Second, while so-called “business method patents” have been filed and obtained by software, insurance, Wall Street and e-commerce firms, there is no precise definition of what exactly is a business method patent. Thus, I offer the following definition to frame the discussion below: “A (software or manual) process employed in an entity’s business model in order to perform services related to insurance, securities trading, health care management, reservation systems, electronic shopping, auction systems, catalog systems, incentive programs, redemption of coupons, banking, billing, point of sale systems, accounting, inventory management and the like.”
Thus, the question which the Supreme Court addressed in the Bilski case was whether business methods are eligible for patent protection as a “process” under Section 101 and, if so, what is the test?

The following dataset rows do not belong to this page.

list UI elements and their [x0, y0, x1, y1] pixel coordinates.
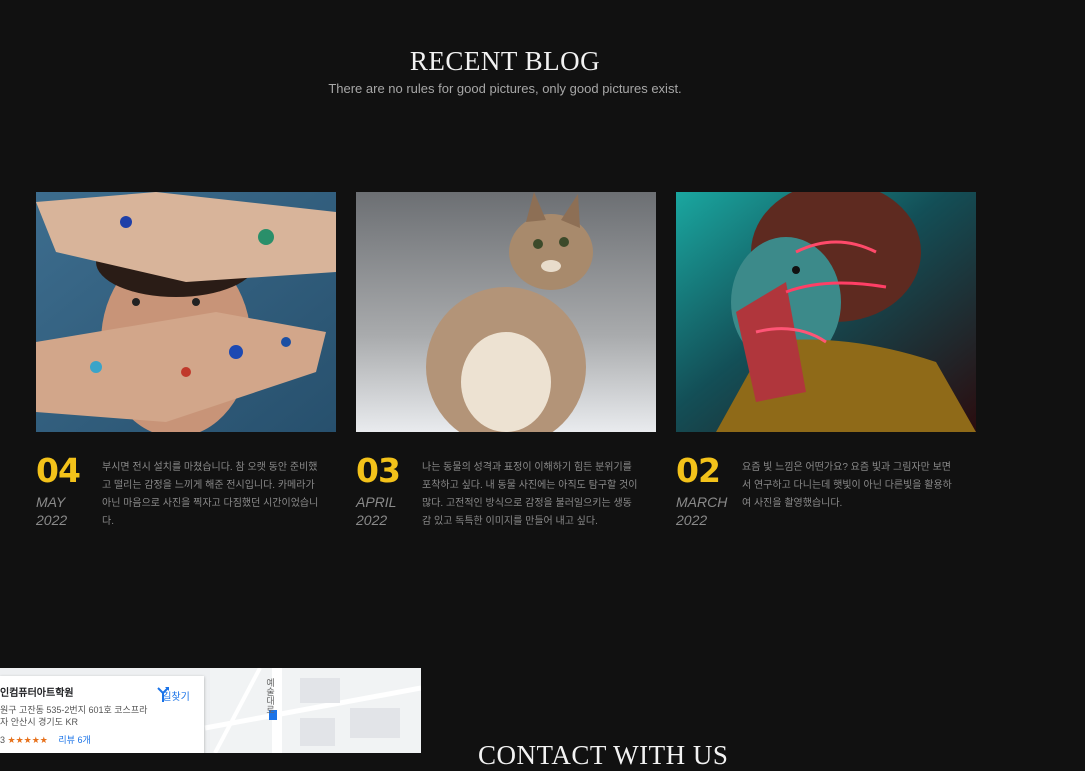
post-date: 02 MARCH 2022	[676, 454, 736, 529]
map-rating-value: 3	[0, 735, 6, 745]
post-excerpt: 부시면 전시 설치를 마쳤습니다. 참 오랫 동안 준비했고 떨리는 감정을 느…	[102, 462, 319, 527]
embedded-map[interactable]: 예술대로 인컴퓨터아트학원 원구 고잔동 535-2번지 601호 코스프라자 …	[0, 668, 421, 753]
map-place-name: 인컴퓨터아트학원	[0, 688, 74, 699]
post-day: 03	[356, 451, 401, 490]
map-rating: 3 ★★★★★ 리뷰 6개	[0, 733, 91, 746]
neon-portrait-photo[interactable]	[676, 192, 976, 432]
painted-hands-photo[interactable]	[36, 192, 336, 432]
post-year: 2022	[356, 512, 388, 528]
blog-card[interactable]: 03 APRIL 2022 나는 동물의 성격과 표정이 이해하기 힘든 분위기…	[356, 192, 656, 528]
map-address: 원구 고잔동 535-2번지 601호 코스프라자 안산시 경기도 KR	[0, 705, 148, 727]
post-year: 2022	[676, 512, 708, 528]
post-month: APRIL	[356, 494, 397, 510]
directions-icon	[157, 687, 169, 702]
contact-title: CONTACT WITH US	[478, 740, 729, 770]
post-month: MAY	[36, 494, 66, 510]
map-reviews-link[interactable]: 리뷰 6개	[58, 735, 90, 745]
post-day: 02	[676, 451, 721, 490]
post-year: 2022	[36, 512, 68, 528]
post-day: 04	[36, 451, 81, 490]
blog-card[interactable]: 02 MARCH 2022 요즘 빛 느낌은 어떤가요? 요즘 빛과 그림자만 …	[676, 192, 976, 528]
map-directions-button[interactable]: 길찾기	[156, 686, 196, 703]
post-month: MARCH	[676, 494, 728, 510]
cat-photo[interactable]	[356, 192, 656, 432]
post-excerpt: 요즘 빛 느낌은 어떤가요? 요즘 빛과 그림자만 보면서 연구하고 다니는데 …	[742, 462, 952, 509]
recent-blog-subtitle: There are no rules for good pictures, on…	[328, 81, 682, 96]
post-date: 03 APRIL 2022	[356, 454, 416, 529]
map-place-card: 인컴퓨터아트학원 원구 고잔동 535-2번지 601호 코스프라자 안산시 경…	[0, 676, 204, 753]
blog-card[interactable]: 04 MAY 2022 부시면 전시 설치를 마쳤습니다. 참 오랫 동안 준비…	[36, 192, 336, 528]
recent-blog-title: RECENT BLOG	[409, 46, 601, 76]
post-date: 04 MAY 2022	[36, 454, 96, 529]
star-rating-icon: ★★★★★	[7, 735, 48, 745]
map-road-label: 예술대로	[265, 678, 275, 714]
post-excerpt: 나는 동물의 성격과 표정이 이해하기 힘든 분위기를 포착하고 싶다. 내 동…	[422, 462, 638, 527]
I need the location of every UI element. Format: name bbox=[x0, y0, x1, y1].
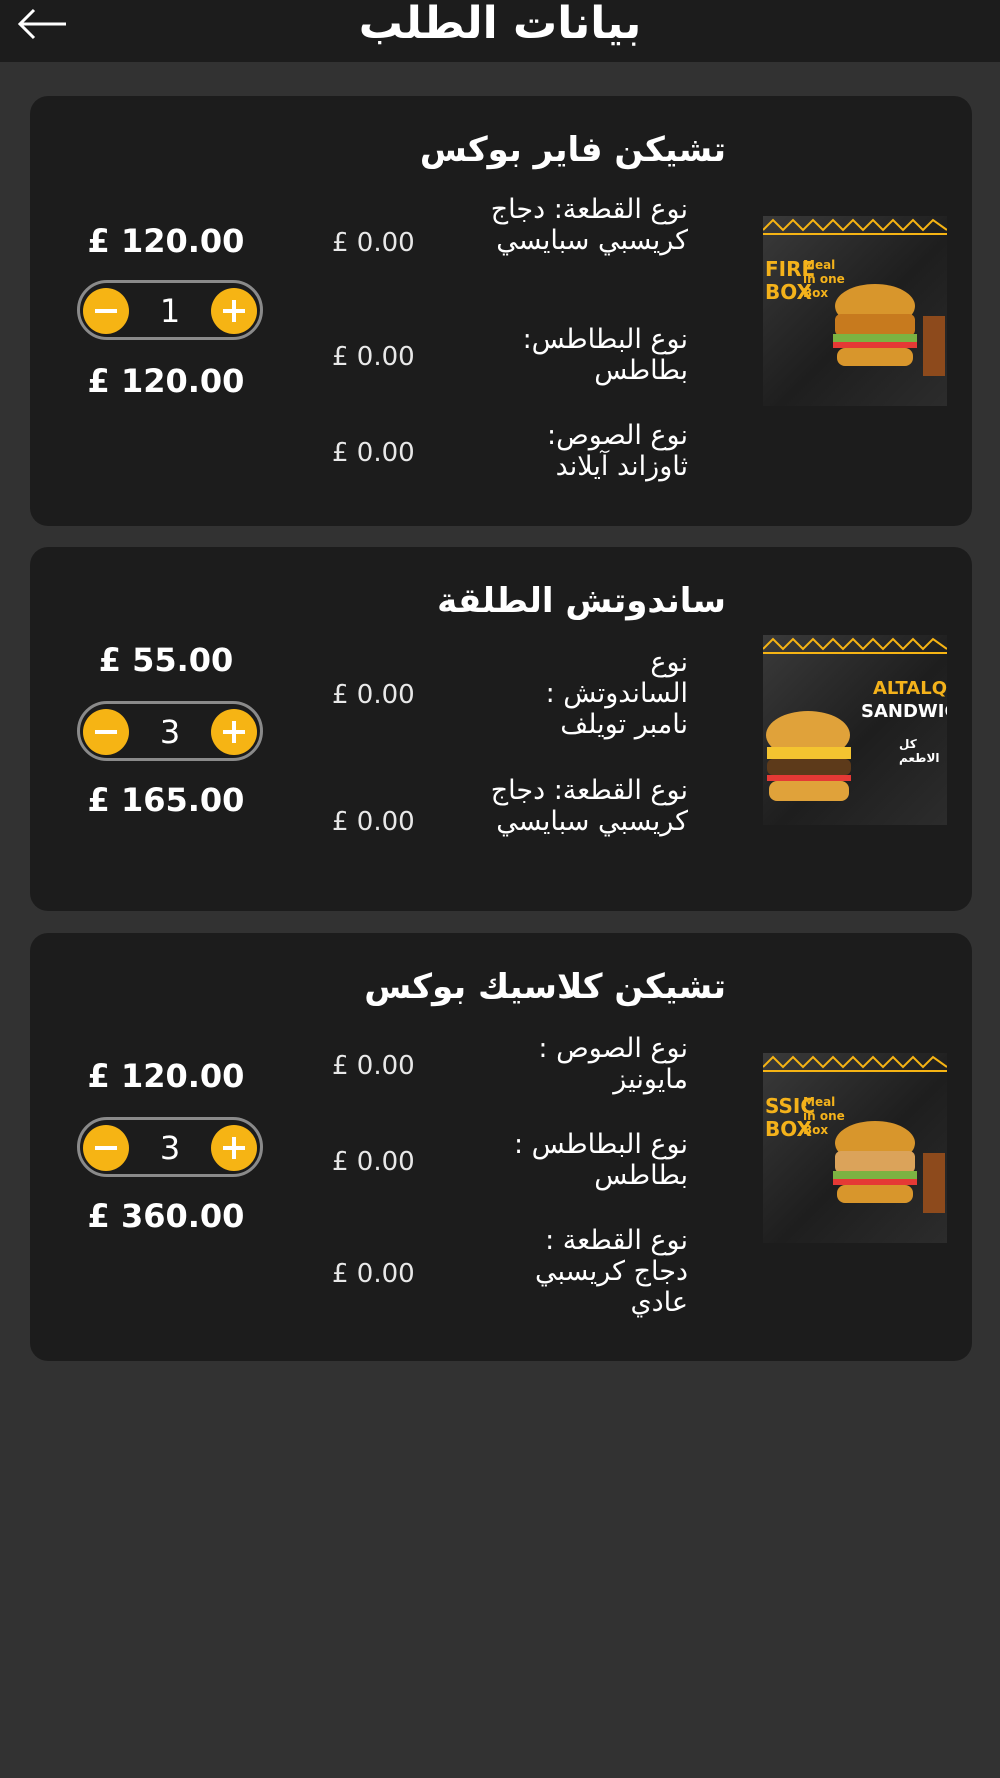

In Bilski, the applicants sought to patent the following claim:
“A method for managing the consumption risk costs of a commodity sold by a commodity provider at a fixed price comprising the steps of:
(a) initiating a series of transactions between said commodity provider and consumers of said commodity wherein said consumers purchase said commodity at a fixed rate based upon historical averages, said fixed rate corresponding to a risk position of said consumer;
(b) identifying market participants for said commodity having a counter-risk position to said consumers; and
(c) initiating a series of transactions between said commodity provider and said market participants at a second fixed rate such that said series of market participant transactions balances the risk position of said series of consumer transactions.”
The U.S. Patent and Trademark Office (USPTO) and the U.S. Court of Appeals for the Federal Circuit (CAFC) both rejected the Bilski application as being directed to a non-patentable process under Section 101 using the “machine-or-transformation” test. Under this test, a claimed process is patent-eligible under Section 101 only if: “(1) it is tied to a particular machine or apparatus; or (2) it transforms a particular article into a different state or thing.”
The Supreme Court, however, ruled that: “[T]he machine-or-transformation test is a useful and important clue, an investigative tool, for determining whether some claimed inventions are processes under [Section] 101. The machine-or-transformation test is not the sole test for deciding whether an invention is a patent-eligible ‘process.’” The Supreme Court also ruled that Section 101 “precludes the broad contention that the term ‘process’ categorically excludes business methods.”
The Supreme Court reasoned that Section 101 is a “dynamic provision designed to encompass new and unforeseen inventions.” “[T]he machine-or-transformation test would create uncertainty as to the patentability of software, advanced diagnostic medicine techniques, and inventions based on linear programming, data compression, and the manipulation of digital signals. … As a result, in deciding whether previously unforeseen inventions qualify as patentable ‘process[es],’ it may not make sense to require courts to confine themselves to asking the questions posed by the machine-or-transformation test.” Thus, the Supreme Court encouraged the CAFC to develop “other limiting criteria that further the purposes of the Patent Act and are not inconsistent with its text.”
In the specific claims at issue in Bilski, the Supreme Court affirmed the USPTO and CAFC’s rejection of the Bilski patent application because: “[Bilski seeks] to patent both the concept of hedging risk and the application of that concept to energy markets. Rather than adopting categorical rules that might have wide-ranging and unforeseen impacts, the Court resolves this case narrowly on the basis … that [Bilski’s] claims are not patentable processes because they are attempts to patent abstract ideas.”
In conclusion, we will have to wait and see how the USPTO and CAFC implement the Bilski decision. I do know now, however, that the decision will benefit applicants seeking business methods because no categorically exclusion of such patents was endorsed by the Supreme Court. Also, business method applicants will no longer have to show that their claims are tied to a particular machine or involve the transformation of a particular article. Such applicants, however, may still want to ensure that their claims meet the machine-or-transformation test – when possible – so as to insure they do not run afoul of the abstract idea, law of nature, or mathematical formula exceptions.